Versione originale in latino


Itaque ut in fidibus musicorum aures vel minima sentiunt, sic nos, si acres ac diligentes iudices esse volumus animadversores[que] vitiorum, magna saepe intellegemus ex parvis. Ex oculorum optutu, superciliorum aut remissione aut contractione, ex maestitia, ex hilaritate, ex risu, ex locutione, ex reticentia, ex contentione vocis, ex summissione, ex ceteris similibus facile iudicabimus, quid eorum apte fiat, quid ab officio naturaque discrepet.
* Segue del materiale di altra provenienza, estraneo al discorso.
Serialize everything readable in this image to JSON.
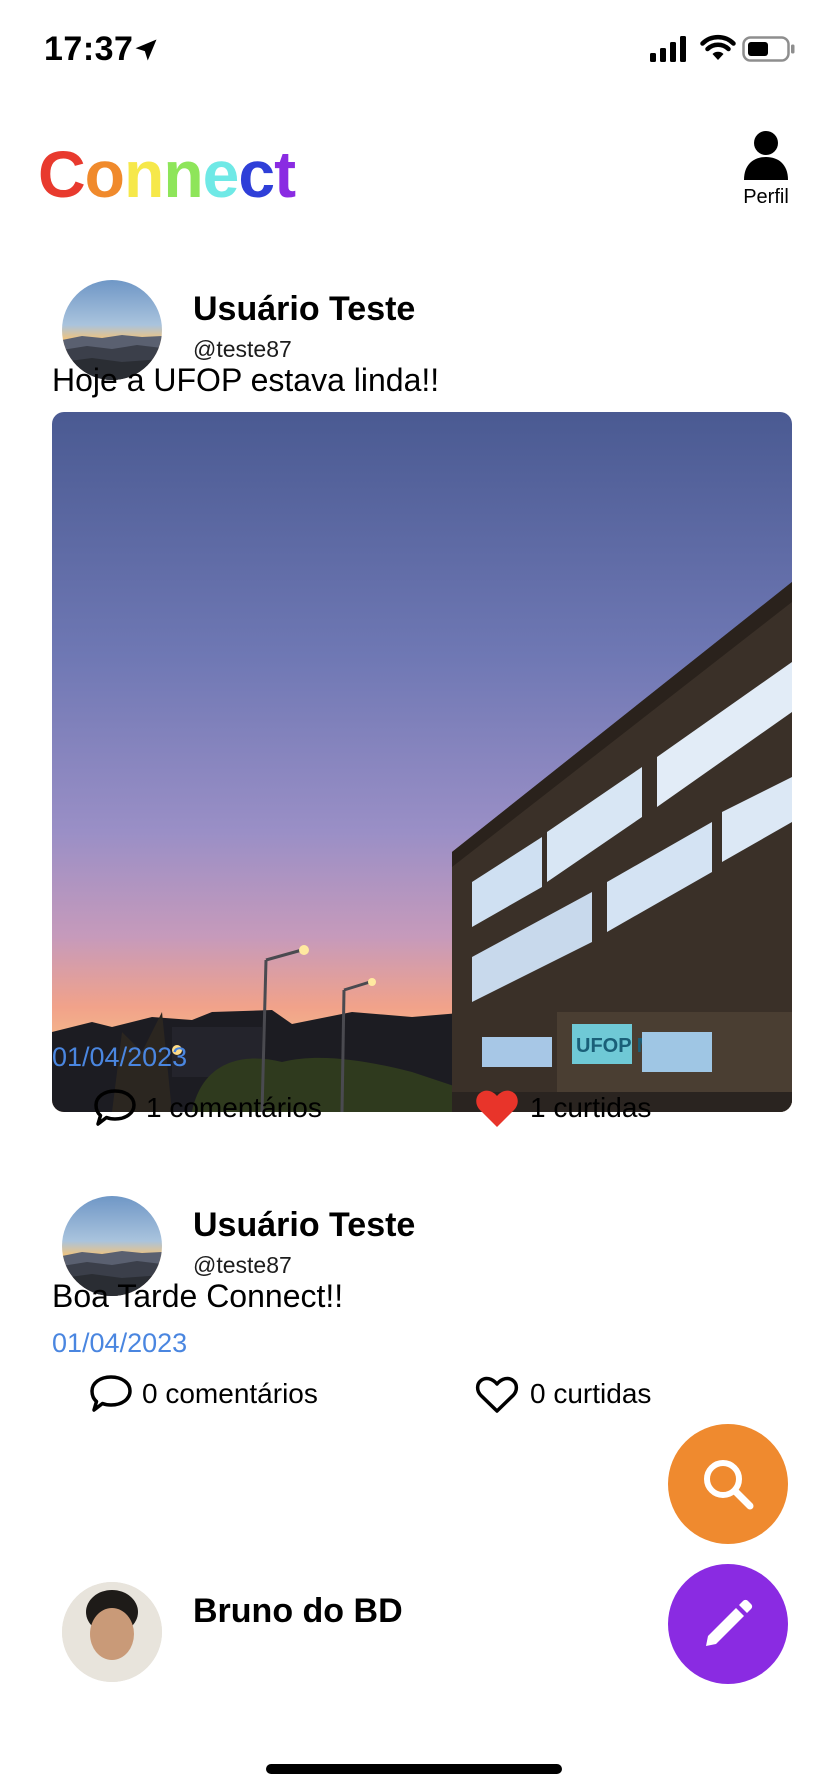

Quo in genere non est incommodum, quale quidque eorum sit, ex aliis iudicare, ut, si quid dedeceat in illis, vitemus ipsi; fit enim nescio quomodo ut magis in aliis cernamus, quam in nobismet ipsis, si quid delinquitur. Itaque facillume corriguntur in discendo, quorum vitia imitantur emendandi causa magistri.

Traduzione all'italiano


Ora, come nel suono della cetra, gli orecchi dei musici avvertono anche le più lievi stonature, così noi, se vogliamo essere acuti e diligenti osservatori dei vizi umani, potremo da piccoli indizi rilevare grandi difetti. Da un volger d'occhi, da uno spianare o aggrottar di ciglia, dalla tristezza, dall'allegria, dal sorriso, dal parlare, dal tacere, da un alzare o abbassar di voce, da questi e da altri simili atteggiamenti, ci sarà facile giudicare quale di essi si accordi e quale invece discordi dal dovere e dalla natura. Per questo rispetto, è molto utile osservare negli altri il particolar valore di ciascuno di quegli atti, sì che noi possiamo evitare ciò che è sconveniente: è vero, purtroppo, che, se c'è qualche mancanza o difetto, noi lo scorgiamo più acutamente negli altri che in noi stessi. Ecco perché si correggono tanto più facilmente quegli scolari, i cui maestri ne imitano i difetti, allo scopo di correggerli.